Consultor – Bain mise de plus en plus sur sa practice Technologie d’entreprise : est-ce lié à l’évolution des attentes clients ?
Stéphane Busse : Dans un contexte de turbulences économiques, Bain s’appuie de plus en plus sur une dimension technologique et digitale pour aider ses clients, avec une suraccélération depuis un an et demi des sujets AI/GenAI devenus prioritaires pour les dirigeants d’entreprise.
Deux types de besoins majeurs : bien comprendre la nature des opportunités liées à ces technologies et les limites associées ; s’inscrire dans des trajectoires d’évolution qui viennent compléter des sujets plus classiques autour de la transformation digitale – sachant que les organisations sont loin d’être arrivées au bout des enjeux en la matière.
Au-delà d’un développement, peut-on parler de pivot pour le cabinet ?

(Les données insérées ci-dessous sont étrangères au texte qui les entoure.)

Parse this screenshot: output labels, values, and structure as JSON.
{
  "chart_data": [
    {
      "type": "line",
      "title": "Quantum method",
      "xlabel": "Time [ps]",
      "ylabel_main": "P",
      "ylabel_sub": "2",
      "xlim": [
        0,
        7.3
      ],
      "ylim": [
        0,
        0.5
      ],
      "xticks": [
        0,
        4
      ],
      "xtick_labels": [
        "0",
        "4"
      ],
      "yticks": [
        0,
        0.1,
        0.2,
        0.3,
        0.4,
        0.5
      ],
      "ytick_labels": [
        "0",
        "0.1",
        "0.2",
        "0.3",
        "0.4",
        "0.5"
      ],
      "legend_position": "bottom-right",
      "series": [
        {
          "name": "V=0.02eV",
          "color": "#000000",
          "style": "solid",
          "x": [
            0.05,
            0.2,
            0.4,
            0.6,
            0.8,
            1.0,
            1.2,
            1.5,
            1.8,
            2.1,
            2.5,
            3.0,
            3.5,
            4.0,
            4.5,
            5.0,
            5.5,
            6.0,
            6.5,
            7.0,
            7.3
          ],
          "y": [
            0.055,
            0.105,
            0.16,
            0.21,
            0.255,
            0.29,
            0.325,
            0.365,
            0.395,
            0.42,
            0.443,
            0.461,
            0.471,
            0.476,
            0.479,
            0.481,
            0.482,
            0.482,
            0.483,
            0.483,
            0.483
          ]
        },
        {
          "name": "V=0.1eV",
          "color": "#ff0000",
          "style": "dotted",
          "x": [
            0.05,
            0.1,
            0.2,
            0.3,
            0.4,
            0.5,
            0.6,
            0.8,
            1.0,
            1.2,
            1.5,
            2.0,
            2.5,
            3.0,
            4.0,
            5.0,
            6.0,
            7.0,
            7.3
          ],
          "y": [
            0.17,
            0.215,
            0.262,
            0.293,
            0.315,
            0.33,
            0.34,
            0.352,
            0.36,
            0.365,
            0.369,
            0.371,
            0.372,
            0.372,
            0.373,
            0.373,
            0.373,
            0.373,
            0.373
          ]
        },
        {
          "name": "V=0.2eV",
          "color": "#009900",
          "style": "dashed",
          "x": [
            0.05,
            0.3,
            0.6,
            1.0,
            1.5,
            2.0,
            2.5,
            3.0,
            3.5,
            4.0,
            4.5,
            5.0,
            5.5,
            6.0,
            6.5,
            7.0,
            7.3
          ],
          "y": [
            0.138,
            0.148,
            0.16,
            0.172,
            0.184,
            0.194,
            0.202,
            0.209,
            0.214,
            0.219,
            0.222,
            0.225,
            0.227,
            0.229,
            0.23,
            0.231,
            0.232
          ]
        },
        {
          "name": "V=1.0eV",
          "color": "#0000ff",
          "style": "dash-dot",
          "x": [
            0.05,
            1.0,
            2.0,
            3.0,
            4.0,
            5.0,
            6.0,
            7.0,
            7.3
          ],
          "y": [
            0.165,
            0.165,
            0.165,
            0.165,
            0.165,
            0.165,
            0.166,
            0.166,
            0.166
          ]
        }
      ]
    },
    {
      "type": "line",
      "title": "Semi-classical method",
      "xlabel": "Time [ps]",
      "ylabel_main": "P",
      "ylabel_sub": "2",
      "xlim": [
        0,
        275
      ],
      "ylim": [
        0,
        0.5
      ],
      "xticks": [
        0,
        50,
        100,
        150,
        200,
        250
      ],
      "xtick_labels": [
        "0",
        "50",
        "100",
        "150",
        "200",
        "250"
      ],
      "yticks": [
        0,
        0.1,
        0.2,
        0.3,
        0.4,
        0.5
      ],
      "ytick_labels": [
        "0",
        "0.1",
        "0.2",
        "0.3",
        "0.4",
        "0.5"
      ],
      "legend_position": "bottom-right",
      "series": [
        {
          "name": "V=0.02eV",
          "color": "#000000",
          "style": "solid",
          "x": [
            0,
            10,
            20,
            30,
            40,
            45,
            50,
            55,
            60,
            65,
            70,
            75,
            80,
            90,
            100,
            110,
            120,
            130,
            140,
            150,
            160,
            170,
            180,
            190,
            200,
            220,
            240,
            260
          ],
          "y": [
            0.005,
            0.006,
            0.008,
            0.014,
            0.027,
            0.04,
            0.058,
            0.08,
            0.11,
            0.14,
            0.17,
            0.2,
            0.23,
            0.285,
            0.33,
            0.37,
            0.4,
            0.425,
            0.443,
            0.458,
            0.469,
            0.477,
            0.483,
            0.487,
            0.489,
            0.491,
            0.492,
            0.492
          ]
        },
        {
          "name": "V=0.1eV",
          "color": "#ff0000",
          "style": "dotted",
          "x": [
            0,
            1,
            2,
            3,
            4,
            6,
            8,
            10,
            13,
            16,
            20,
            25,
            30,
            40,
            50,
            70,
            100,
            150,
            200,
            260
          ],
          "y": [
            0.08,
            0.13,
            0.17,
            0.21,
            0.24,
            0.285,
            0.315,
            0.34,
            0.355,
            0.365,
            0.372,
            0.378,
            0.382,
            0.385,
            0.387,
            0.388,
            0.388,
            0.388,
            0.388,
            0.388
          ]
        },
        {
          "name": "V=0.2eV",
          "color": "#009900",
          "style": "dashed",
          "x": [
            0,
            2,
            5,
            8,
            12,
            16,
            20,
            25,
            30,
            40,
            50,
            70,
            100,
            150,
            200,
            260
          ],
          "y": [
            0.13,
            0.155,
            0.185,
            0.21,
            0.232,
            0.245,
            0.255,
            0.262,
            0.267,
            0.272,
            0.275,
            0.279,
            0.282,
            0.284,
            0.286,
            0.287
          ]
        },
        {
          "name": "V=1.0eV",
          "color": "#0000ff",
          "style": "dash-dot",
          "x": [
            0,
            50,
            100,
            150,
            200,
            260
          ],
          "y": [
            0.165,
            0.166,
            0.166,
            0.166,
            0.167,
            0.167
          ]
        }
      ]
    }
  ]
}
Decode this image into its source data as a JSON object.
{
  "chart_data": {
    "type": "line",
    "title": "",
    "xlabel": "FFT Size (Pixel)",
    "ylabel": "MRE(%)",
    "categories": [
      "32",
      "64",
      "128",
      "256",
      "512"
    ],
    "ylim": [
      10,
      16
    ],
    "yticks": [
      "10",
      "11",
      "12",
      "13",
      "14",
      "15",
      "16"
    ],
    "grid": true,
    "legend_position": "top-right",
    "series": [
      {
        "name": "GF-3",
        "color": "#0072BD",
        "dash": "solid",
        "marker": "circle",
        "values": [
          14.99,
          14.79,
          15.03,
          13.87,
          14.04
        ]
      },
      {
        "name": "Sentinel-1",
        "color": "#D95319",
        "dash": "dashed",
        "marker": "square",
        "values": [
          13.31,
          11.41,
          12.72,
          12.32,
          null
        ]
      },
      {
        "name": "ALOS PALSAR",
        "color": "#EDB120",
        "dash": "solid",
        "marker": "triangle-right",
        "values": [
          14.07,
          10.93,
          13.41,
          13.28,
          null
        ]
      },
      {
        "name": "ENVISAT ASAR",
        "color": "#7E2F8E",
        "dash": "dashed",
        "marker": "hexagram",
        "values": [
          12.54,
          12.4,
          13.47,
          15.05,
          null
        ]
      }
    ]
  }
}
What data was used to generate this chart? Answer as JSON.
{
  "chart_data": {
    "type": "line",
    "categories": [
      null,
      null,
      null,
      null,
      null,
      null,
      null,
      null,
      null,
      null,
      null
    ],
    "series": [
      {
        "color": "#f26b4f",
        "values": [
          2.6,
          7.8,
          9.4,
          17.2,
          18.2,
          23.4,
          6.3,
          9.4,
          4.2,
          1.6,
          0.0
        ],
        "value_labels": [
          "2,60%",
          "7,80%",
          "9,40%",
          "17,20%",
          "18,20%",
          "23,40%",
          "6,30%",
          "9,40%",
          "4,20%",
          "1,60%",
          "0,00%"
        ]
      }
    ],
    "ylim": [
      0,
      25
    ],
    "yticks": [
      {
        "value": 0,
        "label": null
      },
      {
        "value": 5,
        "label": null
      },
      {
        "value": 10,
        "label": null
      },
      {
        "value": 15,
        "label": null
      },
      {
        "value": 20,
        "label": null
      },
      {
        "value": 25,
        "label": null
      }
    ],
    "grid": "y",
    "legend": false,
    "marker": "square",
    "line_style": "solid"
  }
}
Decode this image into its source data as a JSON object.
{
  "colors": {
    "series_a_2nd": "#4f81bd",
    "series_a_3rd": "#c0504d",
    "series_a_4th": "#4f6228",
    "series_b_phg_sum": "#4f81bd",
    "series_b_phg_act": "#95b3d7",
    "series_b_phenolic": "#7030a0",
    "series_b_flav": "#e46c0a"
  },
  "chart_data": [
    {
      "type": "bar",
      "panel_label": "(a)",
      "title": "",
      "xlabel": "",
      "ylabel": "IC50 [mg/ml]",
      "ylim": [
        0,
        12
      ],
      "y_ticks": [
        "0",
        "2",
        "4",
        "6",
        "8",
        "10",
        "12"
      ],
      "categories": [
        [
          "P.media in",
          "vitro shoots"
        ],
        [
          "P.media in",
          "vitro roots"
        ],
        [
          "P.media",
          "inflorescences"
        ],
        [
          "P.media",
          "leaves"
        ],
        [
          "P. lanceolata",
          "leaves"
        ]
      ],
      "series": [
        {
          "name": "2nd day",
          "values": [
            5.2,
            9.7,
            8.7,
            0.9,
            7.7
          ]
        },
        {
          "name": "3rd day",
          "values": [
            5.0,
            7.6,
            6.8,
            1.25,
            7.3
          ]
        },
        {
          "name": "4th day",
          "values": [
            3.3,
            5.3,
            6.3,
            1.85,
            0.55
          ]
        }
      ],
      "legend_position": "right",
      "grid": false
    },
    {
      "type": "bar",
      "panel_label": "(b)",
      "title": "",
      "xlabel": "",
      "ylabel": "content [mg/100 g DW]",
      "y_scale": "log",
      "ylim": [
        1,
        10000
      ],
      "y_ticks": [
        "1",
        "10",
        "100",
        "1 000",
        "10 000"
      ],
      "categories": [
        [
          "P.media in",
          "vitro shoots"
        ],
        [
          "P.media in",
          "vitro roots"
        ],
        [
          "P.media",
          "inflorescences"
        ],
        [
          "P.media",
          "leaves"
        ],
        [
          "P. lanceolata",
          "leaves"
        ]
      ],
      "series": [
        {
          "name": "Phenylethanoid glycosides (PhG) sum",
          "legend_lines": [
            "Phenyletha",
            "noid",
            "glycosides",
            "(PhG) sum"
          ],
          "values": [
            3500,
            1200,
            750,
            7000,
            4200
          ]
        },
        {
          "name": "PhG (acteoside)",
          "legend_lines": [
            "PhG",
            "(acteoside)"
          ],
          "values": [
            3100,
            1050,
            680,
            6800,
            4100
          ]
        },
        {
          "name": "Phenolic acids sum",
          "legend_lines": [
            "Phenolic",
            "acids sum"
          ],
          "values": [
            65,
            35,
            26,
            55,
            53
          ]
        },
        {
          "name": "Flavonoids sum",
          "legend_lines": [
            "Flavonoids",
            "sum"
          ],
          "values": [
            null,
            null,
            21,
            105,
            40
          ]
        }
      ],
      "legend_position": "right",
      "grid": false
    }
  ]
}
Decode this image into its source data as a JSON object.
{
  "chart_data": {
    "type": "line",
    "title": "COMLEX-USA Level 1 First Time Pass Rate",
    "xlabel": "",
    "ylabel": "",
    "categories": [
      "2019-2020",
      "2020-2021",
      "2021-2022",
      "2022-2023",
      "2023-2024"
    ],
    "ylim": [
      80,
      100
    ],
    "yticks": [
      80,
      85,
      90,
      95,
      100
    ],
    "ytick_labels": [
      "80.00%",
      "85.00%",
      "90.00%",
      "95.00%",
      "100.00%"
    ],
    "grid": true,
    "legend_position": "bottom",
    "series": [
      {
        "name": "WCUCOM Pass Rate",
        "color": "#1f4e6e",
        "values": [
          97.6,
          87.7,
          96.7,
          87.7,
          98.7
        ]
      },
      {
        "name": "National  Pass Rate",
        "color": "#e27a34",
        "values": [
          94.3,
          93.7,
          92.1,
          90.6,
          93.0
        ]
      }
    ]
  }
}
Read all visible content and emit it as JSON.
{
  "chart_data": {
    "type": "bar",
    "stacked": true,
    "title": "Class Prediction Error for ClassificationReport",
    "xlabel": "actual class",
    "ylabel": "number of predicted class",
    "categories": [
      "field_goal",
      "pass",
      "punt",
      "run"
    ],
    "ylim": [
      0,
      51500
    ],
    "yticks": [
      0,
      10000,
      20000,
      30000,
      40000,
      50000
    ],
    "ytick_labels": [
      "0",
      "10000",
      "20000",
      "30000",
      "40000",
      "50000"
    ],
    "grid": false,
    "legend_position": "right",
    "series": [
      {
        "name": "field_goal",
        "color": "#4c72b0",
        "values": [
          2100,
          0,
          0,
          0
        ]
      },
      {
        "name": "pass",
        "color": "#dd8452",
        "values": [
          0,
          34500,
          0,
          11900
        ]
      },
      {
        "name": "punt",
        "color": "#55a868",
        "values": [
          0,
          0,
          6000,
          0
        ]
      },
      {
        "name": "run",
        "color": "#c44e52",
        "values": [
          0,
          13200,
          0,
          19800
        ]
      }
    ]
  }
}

Tout à fait. Si l’on regarde l’activité mondiale de Bain, environ 30 % de celle-ci est directement liée à des situations comportant une très forte dimension tech ou Analytics – et de l’ordre de 50% si l’on prend en compte les cas avec des contributions plus ciblées incluant de l’IA par exemple. En France, c’est de l’ordre de 20 à 25 %. Dans les deux prochaines années, on devrait même approcher 50 % de l’activité réalisée avec une majeure Tech. Le fait d’inclure dans des stratégies business classiques des éléments forts d’orientation vers davantage de technologie correspond au « new normal » !
Historiquement, dans le conseil en stratégie, les consultants n’étaient pas fans des missions IT. Et aujourd’hui ?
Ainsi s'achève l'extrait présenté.